11La même vigilance s’impose concernant ce qui sera partagé ou non avec les partenaires. Tout n’a pas à être dit ; une tension perpétuelle est présente entre ce qui relève de la protection de l’enfant et de la prise en compte de l’intimité familiale.

12Lors de ces visites, nous sommes également confrontés aux représentations existant sur le métier d’assistante sociale – celle qui ouvre les placards, le frigo, qui peut placer les enfants si les conditions de vie lui apparaissent dégradées. La façon dont nous annonçons cette visite est importante : il s’agit de la dédramatiser tout en insistant sur son importance. En effet, elle nous permet réellement de mieux cerner les espaces dans lesquels vivent les membres de la famille, leurs interactions.

13J’ai le souvenir de la chambre sans porte d’un adolescent vivant seul avec sa mère. Cette pièce, centrale, lui permettait de tout voir, mais aussi d’être vu. Il pouvait surveiller les allées et venues dans la maison. Lui et sa mère mettaient en avant le fait qu’il n’avait rien à cacher. Il avait été très tôt mêlé aux conflits des adultes qui l’entouraient, l’histoire familiale était faite de versions différentes, le secret planait sur de nombreux points et on me demandait de jouer le jeu moi aussi. La parole ne pouvait ainsi circuler, les problèmes n’étaient jamais réellement posés et approfondis. L’adolescent était englué dans ce mode relationnel ; les adultes le mettaient à une place de confident et utilisaient son discours pour attaquer l’autre. Un passage à l’acte violent a entraîné son placement. Il a vécu douloureusement la perte de sa place auprès de sa mère, exagérant même la disqualification des compétences de cette dernière pour justifier sa présence auprès d’elle. Comme le précise A. Carel (1992), la transparence est parfois mise en avant pour l’espace d’intimité quand le secret l’est pour l’espace public. La parole perd sa valeur transitionnelle ; la paradoxalité pathogène est à l’œuvre entre le dire et le non-dire. Ce qui a fait traumatisme tente toutefois de se frayer un chemin vers la reconnaissance par un processus d’inhibition-exhibition ; le passage à l’acte subit de ce jeune a sûrement joué un rôle en rendant indispensables une séparation et ainsi une tentative de sortir de la confusion par l’intervention d’un tiers extérieur porteur de la loi. Dans cette famille, l’organisation de l’habitat, ouvert là où il aurait dû être fermé, correspondait bien à la problématique familiale ; le droit à l’intimité de cet adolescent n’était pas reconnu, les limites entre les uns et les autres étaient imprécises, voire subverties.
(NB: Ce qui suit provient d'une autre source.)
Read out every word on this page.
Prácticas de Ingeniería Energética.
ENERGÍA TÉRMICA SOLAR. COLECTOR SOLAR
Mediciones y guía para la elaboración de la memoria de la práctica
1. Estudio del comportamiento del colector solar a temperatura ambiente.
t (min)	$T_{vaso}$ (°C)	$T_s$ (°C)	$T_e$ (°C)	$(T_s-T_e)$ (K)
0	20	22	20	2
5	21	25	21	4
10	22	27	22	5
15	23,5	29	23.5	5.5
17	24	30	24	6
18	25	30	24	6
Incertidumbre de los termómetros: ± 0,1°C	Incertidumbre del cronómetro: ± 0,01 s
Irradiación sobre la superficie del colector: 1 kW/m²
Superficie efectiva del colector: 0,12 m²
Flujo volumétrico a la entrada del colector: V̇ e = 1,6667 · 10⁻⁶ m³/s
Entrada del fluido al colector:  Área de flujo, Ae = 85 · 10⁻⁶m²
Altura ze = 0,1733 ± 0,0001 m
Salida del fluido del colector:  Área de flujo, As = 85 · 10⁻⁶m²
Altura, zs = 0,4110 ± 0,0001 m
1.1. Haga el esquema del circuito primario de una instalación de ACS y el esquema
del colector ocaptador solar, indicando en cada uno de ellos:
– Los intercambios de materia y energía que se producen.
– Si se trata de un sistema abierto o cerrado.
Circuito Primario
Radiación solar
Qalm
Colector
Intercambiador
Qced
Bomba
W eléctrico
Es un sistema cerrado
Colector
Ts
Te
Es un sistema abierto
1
Il occupait la place de celui qui protégeait, surveillait même, sa mère, mais la configuration des lieux faisait que c’était aussi lui qui était sous les regards, renforçant ainsi la paradoxalité en jeu dans cette situation.

14Au domicile, nous repérons ce qui dysfonctionne, mais valorisons aussi ce qui est investi. Parler des photos, d’objets importants permet d’amorcer un autre type de dialogue et de mieux comprendre cet environnement si riche de sens. La manière dont la famille nous reçoit, la pièce où a lieu l’entretien, la présence ou non d’autres personnes, le bruit qui règne, les interférences (télévision allumée, nombreux coups de téléphone) renseignent sur la façon dont nous sommes perçus, les liens existant avec l’extérieur, le partage de l’espace, les lieux investis par les uns et les autres.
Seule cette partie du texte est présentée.